Another step toward stability in Iraq
This is an archived article that was published on sltrib.com in 2008, and information in the article may be outdated. It is provided only for personal research purposes and may not be reprinted.

The following editorial appeared in Friday's Washington Post:

While Washington was seized with congressional negotiations over the Wall Street bailout, Iraq's parliament on Wednesday took another major step toward political stabilization. By a unanimous vote, the national legislature approved a plan for local elections in 14 of 18 provinces by early next year - clearing the way for a new, more representative and more secular wave of politicians to take office.

The legislation eliminates the party slate system that allowed religious authorities to dominate Iraq's previous elections, and it provides for women to hold 25 percent of seats. Most important, it will allow Sunni leaders who boycotted the 2005 provincial elections - and who have since allied themselves with U.S. forces against al-Qaida in Iraq - to compete for political power in the provinces that were once the heartland of the insurgency.

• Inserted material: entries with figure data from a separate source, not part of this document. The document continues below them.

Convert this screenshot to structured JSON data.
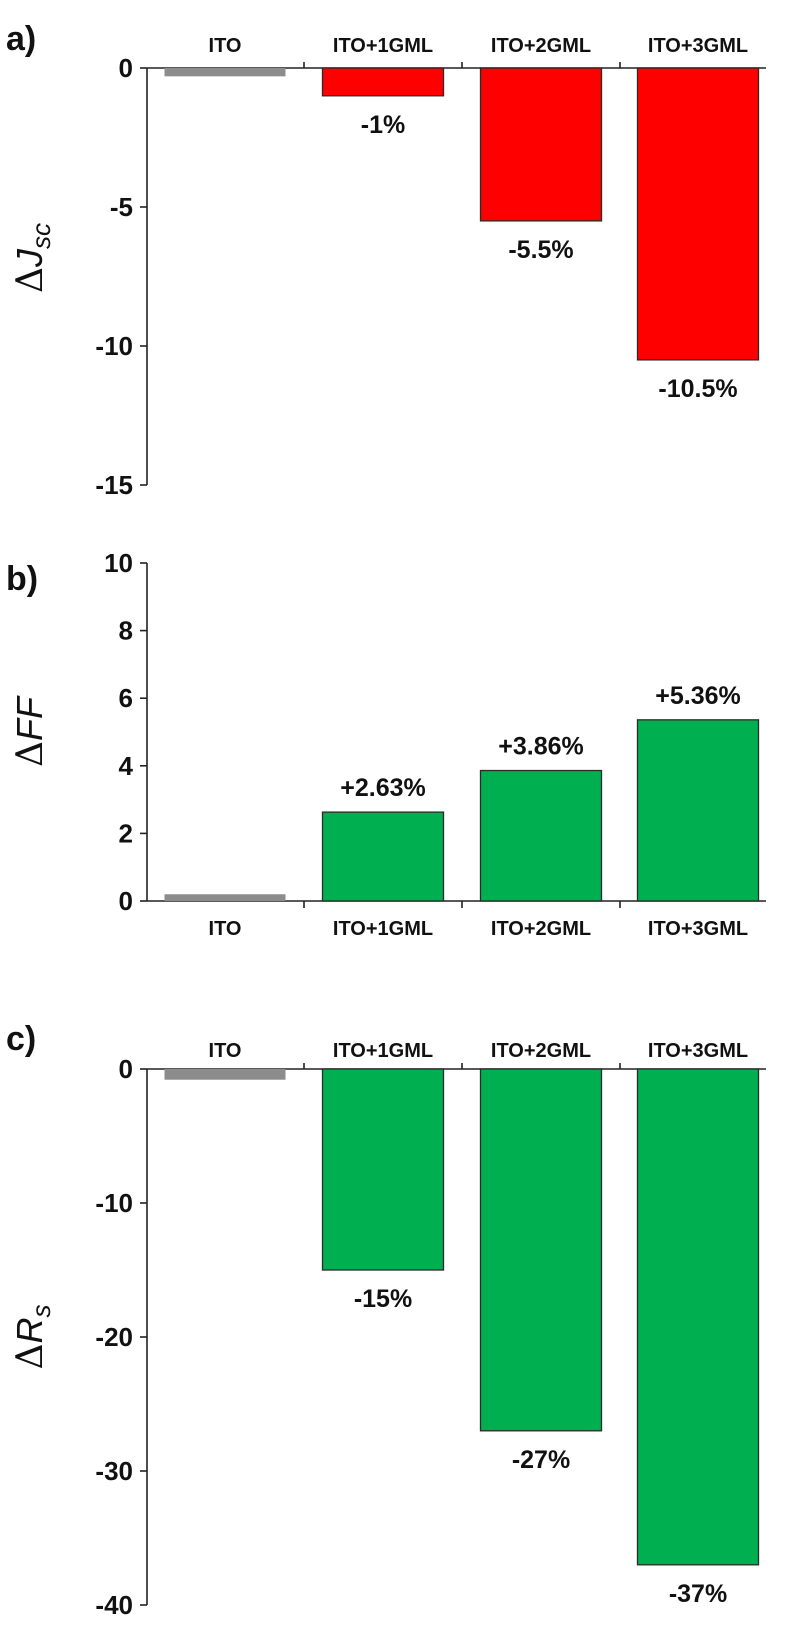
{
  "chart_data": [
    {
      "type": "bar",
      "panel_label": "a)",
      "categories": [
        "ITO",
        "ITO+1GML",
        "ITO+2GML",
        "ITO+3GML"
      ],
      "values": [
        -0.3,
        -1.0,
        -5.5,
        -10.5
      ],
      "data_labels": [
        "",
        "-1%",
        "-5.5%",
        "-10.5%"
      ],
      "bar_colors": [
        "#8c8c8c",
        "#ff0000",
        "#ff0000",
        "#ff0000"
      ],
      "ylabel": {
        "symbol": "Δ",
        "var": "J",
        "sub": "sc"
      },
      "ylim": [
        -15,
        0
      ],
      "yticks": [
        0,
        -5,
        -10,
        -15
      ],
      "ytick_labels": [
        "0",
        "-5",
        "-10",
        "-15"
      ],
      "category_axis_position": "top",
      "grid": false
    },
    {
      "type": "bar",
      "panel_label": "b)",
      "categories": [
        "ITO",
        "ITO+1GML",
        "ITO+2GML",
        "ITO+3GML"
      ],
      "values": [
        0.2,
        2.63,
        3.86,
        5.36
      ],
      "data_labels": [
        "",
        "+2.63%",
        "+3.86%",
        "+5.36%"
      ],
      "bar_colors": [
        "#8c8c8c",
        "#00b050",
        "#00b050",
        "#00b050"
      ],
      "ylabel": {
        "symbol": "Δ",
        "var": "FF",
        "sub": ""
      },
      "ylim": [
        0,
        10
      ],
      "yticks": [
        0,
        2,
        4,
        6,
        8,
        10
      ],
      "ytick_labels": [
        "0",
        "2",
        "4",
        "6",
        "8",
        "10"
      ],
      "category_axis_position": "bottom",
      "grid": false
    },
    {
      "type": "bar",
      "panel_label": "c)",
      "categories": [
        "ITO",
        "ITO+1GML",
        "ITO+2GML",
        "ITO+3GML"
      ],
      "values": [
        -0.8,
        -15,
        -27,
        -37
      ],
      "data_labels": [
        "",
        "-15%",
        "-27%",
        "-37%"
      ],
      "bar_colors": [
        "#8c8c8c",
        "#00b050",
        "#00b050",
        "#00b050"
      ],
      "ylabel": {
        "symbol": "Δ",
        "var": "R",
        "sub": "s"
      },
      "ylim": [
        -40,
        0
      ],
      "yticks": [
        0,
        -10,
        -20,
        -30,
        -40
      ],
      "ytick_labels": [
        "0",
        "-10",
        "-20",
        "-30",
        "-40"
      ],
      "category_axis_position": "top",
      "grid": false
    }
  ]
}
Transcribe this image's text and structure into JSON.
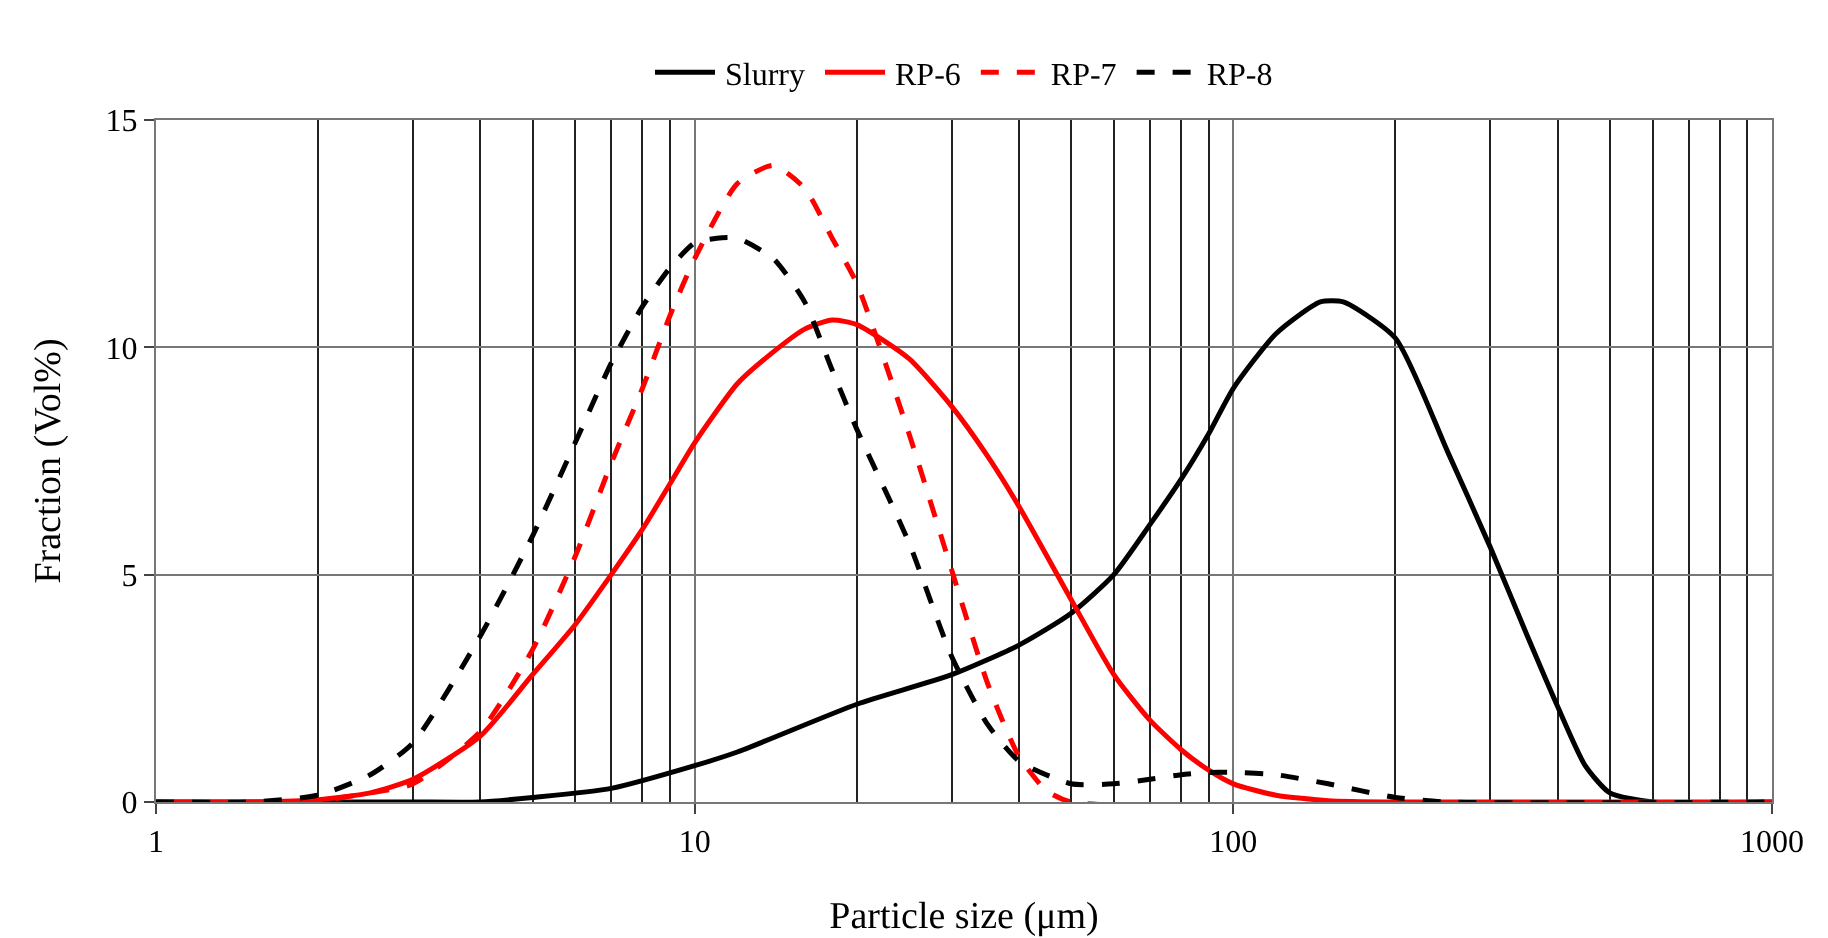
{
  "chart_data": {
    "type": "line",
    "xlabel": "Particle size (μm)",
    "ylabel": "Fraction (Vol%)",
    "log": "x",
    "xlim": [
      1,
      1000
    ],
    "xticks": [
      1,
      10,
      100,
      1000
    ],
    "ylim": [
      0,
      15
    ],
    "yticks": [
      0,
      5,
      10,
      15
    ],
    "grid": true,
    "legend": "top",
    "marker": "none",
    "series": [
      {
        "name": "Slurry",
        "color": "#000000",
        "line_style": "solid",
        "x": [
          1,
          2,
          3,
          4,
          5,
          7,
          10,
          12,
          20,
          30,
          40,
          50,
          60,
          70,
          80,
          90,
          100,
          120,
          145,
          160,
          200,
          250,
          300,
          350,
          400,
          450,
          500,
          600,
          1000
        ],
        "values": [
          0,
          0,
          0,
          0,
          0.1,
          0.3,
          0.8,
          1.1,
          2.15,
          2.8,
          3.45,
          4.15,
          5.0,
          6.1,
          7.1,
          8.1,
          9.1,
          10.3,
          11.0,
          11.0,
          10.2,
          7.7,
          5.6,
          3.7,
          2.1,
          0.8,
          0.2,
          0,
          0
        ]
      },
      {
        "name": "RP-6",
        "color": "#ff0000",
        "line_style": "solid",
        "x": [
          1,
          1.5,
          2,
          2.5,
          3,
          4,
          5,
          6,
          7,
          8,
          9,
          10,
          12,
          14,
          16,
          18,
          20,
          25,
          30,
          35,
          40,
          50,
          60,
          70,
          80,
          90,
          100,
          120,
          150,
          200,
          1000
        ],
        "values": [
          0,
          0,
          0.05,
          0.2,
          0.5,
          1.45,
          2.8,
          3.9,
          5.0,
          6.0,
          7.0,
          7.9,
          9.2,
          9.9,
          10.4,
          10.6,
          10.5,
          9.75,
          8.7,
          7.6,
          6.5,
          4.45,
          2.8,
          1.8,
          1.15,
          0.7,
          0.4,
          0.15,
          0.03,
          0,
          0
        ]
      },
      {
        "name": "RP-7",
        "color": "#ff0000",
        "line_style": "dashed",
        "x": [
          1,
          1.5,
          2,
          2.5,
          3,
          4,
          5,
          6,
          7,
          8,
          9,
          10,
          12,
          14,
          16,
          18,
          20,
          25,
          30,
          35,
          40,
          45,
          50,
          1000
        ],
        "values": [
          0,
          0,
          0.03,
          0.2,
          0.4,
          1.55,
          3.35,
          5.4,
          7.45,
          9.1,
          10.7,
          11.95,
          13.6,
          14.0,
          13.5,
          12.4,
          11.4,
          8.1,
          5.1,
          2.6,
          1.0,
          0.25,
          0,
          0
        ]
      },
      {
        "name": "RP-8",
        "color": "#000000",
        "line_style": "dashed",
        "x": [
          1,
          1.5,
          2,
          2.5,
          3,
          4,
          5,
          6,
          7,
          8,
          9,
          10,
          11,
          12,
          14,
          16,
          18,
          20,
          25,
          30,
          35,
          40,
          50,
          60,
          70,
          80,
          90,
          100,
          120,
          150,
          200,
          250,
          1000
        ],
        "values": [
          0,
          0,
          0.15,
          0.6,
          1.3,
          3.65,
          5.85,
          7.9,
          9.65,
          10.9,
          11.75,
          12.3,
          12.4,
          12.4,
          11.95,
          11.0,
          9.5,
          8.2,
          5.7,
          3.2,
          1.7,
          0.9,
          0.4,
          0.4,
          0.5,
          0.6,
          0.65,
          0.65,
          0.6,
          0.4,
          0.1,
          0,
          0
        ]
      }
    ]
  }
}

As always in Iraq's halting journey toward a new order, the reform was not complete. Elections were put off in the province surrounding the volatile city of Kirkuk, where Kurds, Sunni Arabs and other groups compete for power, and in three Kurd-run provinces. Staging fair and peaceful elections will be another major challenge.

But the precipitous drop in violence in Iraq during the past year offers strong reason for hope that a good election can be held - and that the new Sunni and Shiite leaders who emerge will be well-positioned to jump-start reconstruction in the provinces and negotiate with each other.

More steps are needed - most important, agreement on a law distributing Iraqi oil revenue among provinces and allowing for new investment. But it's now clear that the political progress that the Bush administration hoped would follow the surge of U.S. forces in Iraq has finally begun.